Speaking of emotions, Bolt is a master of composure. That’s a talent that will surely serve him well when he comes to play Kevin Hart heads-up in poker at the PokerStars Championship Bahamas in January 2018.
“Yeah! I’m gonna keep that straight face!” He chuckles. “Y’know, I never show if I’m nervous or not. That’s the key thing.”
Of all the talents the man has, I ask him what he thinks would be the most transferable into poker.
“Oh God,” he says, racking his brains. But then he comes up with the perfect answer.
“I think it’s just how cool I am!”
He’s kinda joking (but we both know it’s true). “Keepin’ that straight face! I’m always smilin’ so you don’t know when I’m nervous. Also, I’m taller than everybody…”
At this point another voice chimes in. “Kevin can’t see over the table!” yells a person from the crowd, who may or may not be a friend of Hart’s and a PokerStars employee.
“Yeah!” Bolt laughs. “Exactly. I can see everybody’s hands!”

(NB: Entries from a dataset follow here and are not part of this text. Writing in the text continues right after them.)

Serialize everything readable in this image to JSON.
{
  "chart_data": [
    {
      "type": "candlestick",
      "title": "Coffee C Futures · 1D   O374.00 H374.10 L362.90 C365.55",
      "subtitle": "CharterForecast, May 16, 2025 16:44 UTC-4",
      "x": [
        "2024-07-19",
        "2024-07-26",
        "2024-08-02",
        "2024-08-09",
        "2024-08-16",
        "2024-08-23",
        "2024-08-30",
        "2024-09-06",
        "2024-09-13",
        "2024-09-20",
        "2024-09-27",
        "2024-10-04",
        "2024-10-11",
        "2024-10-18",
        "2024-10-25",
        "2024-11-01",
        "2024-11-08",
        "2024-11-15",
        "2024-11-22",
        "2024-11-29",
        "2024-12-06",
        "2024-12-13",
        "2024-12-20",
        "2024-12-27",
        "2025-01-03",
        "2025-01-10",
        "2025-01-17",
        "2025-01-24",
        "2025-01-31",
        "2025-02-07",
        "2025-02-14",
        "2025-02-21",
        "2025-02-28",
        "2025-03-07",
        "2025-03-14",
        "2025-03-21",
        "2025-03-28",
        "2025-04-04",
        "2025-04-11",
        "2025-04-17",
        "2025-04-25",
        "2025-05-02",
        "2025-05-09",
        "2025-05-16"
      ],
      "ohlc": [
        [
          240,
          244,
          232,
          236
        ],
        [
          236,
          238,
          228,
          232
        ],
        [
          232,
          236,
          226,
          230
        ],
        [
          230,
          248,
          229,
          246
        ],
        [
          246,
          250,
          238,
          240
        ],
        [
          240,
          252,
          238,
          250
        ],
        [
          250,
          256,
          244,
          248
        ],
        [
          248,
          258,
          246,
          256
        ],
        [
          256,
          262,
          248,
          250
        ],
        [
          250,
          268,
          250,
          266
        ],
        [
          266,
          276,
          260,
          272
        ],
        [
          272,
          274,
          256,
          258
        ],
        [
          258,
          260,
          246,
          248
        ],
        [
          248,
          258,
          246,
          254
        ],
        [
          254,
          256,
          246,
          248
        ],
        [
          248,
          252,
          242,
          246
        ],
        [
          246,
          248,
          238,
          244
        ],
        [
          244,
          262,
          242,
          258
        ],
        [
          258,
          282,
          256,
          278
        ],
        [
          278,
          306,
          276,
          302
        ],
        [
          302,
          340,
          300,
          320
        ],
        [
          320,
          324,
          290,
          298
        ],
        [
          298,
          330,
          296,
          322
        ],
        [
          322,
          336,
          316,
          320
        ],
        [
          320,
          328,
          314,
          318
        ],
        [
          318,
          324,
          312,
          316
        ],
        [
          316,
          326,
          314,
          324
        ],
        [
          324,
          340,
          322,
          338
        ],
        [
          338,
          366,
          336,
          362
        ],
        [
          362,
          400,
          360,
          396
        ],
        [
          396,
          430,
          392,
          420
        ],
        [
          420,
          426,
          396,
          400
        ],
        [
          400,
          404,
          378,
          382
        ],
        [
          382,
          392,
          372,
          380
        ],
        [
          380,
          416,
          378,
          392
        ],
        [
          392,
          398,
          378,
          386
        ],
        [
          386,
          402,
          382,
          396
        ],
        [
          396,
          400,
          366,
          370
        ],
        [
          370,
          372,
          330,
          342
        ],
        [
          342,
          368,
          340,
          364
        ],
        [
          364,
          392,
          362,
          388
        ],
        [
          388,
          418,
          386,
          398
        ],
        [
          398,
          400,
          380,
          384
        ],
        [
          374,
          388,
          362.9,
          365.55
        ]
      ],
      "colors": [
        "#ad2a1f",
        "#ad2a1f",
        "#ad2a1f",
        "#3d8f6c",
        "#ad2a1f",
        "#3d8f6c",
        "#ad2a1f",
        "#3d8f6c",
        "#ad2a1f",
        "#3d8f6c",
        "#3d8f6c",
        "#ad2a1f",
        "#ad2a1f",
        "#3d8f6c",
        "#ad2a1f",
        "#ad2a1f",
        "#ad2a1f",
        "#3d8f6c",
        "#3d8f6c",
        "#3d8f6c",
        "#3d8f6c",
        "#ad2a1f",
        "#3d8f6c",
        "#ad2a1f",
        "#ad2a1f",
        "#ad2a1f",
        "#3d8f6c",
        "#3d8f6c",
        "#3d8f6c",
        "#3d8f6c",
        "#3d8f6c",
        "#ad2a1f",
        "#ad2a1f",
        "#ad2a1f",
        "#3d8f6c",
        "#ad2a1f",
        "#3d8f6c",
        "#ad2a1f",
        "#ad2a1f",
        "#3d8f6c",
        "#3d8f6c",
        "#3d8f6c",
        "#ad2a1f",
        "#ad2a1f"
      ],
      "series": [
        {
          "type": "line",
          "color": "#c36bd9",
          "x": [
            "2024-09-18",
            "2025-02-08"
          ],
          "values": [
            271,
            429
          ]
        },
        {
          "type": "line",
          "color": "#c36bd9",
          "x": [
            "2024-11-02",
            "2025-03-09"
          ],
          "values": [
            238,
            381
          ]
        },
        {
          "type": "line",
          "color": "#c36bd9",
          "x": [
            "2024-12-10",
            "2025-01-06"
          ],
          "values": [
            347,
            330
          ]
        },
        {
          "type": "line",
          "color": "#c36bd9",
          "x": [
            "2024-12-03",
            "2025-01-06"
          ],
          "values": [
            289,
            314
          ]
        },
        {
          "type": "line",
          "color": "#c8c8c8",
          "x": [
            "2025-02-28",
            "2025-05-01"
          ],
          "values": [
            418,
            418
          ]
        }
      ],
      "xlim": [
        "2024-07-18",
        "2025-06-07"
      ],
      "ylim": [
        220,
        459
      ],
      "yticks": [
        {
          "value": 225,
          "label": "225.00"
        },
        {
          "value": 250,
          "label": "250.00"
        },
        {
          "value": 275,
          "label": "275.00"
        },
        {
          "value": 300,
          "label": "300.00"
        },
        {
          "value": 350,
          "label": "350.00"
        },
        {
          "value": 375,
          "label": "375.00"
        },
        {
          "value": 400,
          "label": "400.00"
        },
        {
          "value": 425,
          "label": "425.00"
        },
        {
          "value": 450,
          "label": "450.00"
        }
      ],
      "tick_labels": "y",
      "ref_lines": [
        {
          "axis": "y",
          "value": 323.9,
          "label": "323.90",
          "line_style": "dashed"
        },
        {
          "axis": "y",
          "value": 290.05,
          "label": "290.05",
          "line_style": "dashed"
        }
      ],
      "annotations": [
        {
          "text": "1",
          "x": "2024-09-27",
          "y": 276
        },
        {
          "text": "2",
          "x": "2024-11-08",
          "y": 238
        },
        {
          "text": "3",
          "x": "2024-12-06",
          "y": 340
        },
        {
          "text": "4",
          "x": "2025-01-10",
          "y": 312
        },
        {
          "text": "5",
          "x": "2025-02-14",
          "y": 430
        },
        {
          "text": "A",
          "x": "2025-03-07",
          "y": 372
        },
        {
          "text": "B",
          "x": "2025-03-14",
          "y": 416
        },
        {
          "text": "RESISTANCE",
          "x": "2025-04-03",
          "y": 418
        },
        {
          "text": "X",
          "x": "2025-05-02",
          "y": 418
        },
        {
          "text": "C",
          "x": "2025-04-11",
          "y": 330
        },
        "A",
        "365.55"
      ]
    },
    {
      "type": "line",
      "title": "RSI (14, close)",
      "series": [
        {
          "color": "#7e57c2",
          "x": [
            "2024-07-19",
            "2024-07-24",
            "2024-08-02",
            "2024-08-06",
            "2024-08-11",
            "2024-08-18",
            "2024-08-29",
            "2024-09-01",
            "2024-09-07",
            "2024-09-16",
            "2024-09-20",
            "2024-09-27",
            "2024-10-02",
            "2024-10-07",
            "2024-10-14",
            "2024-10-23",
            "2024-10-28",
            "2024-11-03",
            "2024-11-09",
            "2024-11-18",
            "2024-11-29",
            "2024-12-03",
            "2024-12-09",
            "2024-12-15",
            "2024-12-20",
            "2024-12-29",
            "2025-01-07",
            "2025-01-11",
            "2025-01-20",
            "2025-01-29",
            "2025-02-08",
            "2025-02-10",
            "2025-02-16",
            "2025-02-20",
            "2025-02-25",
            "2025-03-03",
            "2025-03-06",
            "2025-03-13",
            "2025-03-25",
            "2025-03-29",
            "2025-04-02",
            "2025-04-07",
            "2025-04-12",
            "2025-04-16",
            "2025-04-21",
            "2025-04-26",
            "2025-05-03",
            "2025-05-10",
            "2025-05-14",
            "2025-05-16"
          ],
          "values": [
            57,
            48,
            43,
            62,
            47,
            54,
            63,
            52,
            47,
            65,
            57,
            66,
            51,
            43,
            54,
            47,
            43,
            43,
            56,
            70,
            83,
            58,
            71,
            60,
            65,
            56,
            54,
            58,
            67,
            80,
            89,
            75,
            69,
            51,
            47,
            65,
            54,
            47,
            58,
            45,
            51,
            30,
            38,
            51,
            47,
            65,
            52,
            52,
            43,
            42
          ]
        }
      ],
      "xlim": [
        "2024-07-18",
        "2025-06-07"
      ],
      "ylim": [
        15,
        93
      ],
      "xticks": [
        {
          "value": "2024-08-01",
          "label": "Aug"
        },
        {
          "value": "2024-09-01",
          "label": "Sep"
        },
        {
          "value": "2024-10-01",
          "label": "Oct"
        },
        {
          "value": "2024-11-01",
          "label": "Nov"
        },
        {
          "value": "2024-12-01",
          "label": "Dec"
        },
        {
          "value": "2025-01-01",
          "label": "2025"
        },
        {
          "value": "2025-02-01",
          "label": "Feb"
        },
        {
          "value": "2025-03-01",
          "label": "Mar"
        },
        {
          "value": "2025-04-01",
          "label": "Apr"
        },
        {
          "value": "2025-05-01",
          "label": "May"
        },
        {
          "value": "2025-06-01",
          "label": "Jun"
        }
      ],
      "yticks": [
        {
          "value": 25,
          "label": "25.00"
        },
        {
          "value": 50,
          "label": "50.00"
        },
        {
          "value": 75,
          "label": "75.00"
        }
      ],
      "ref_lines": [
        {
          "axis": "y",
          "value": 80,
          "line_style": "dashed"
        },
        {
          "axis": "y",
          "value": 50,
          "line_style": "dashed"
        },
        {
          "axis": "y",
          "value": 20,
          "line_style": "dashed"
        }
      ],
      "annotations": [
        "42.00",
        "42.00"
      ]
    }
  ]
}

Bolt wasn’t the only 6″5 person in Monaco this week. A Kevin Hart cardboard cut out was pictured following him around Monte Carlo since his arrival (more on which you can read here).
Not that it fazed Bolt in the slightest.
“All week he’s been stalkin’ me!” he laughs, referring to the Hart cut-out. “I see him peeking behind the walls, he’s trying to see what I’m doing, but I’m just trying to stay focused, y’know what I mean? But I see him.
“It’s been fun going back and forth [with the #GameOn social media videos] and seeing the reactions, it’s been really exciting I must say.”
When asked if he thinks he’s winning the social media battle, his answer is surprisingly modest. “It’s pretty close!”
And with that, our time with the GOAT was up. We headed back to the hotel, and Usain Bolt disappeared somewhere amongst a large crowd to do whatever Usain Bolt likes to do.
Of course, he stopped to sign more autographs and take more photos before he left for good. Just another normal night when the fastest man on the planet is in the building.
Jack Stanton is a freelance contributor to the PokerStars Blog.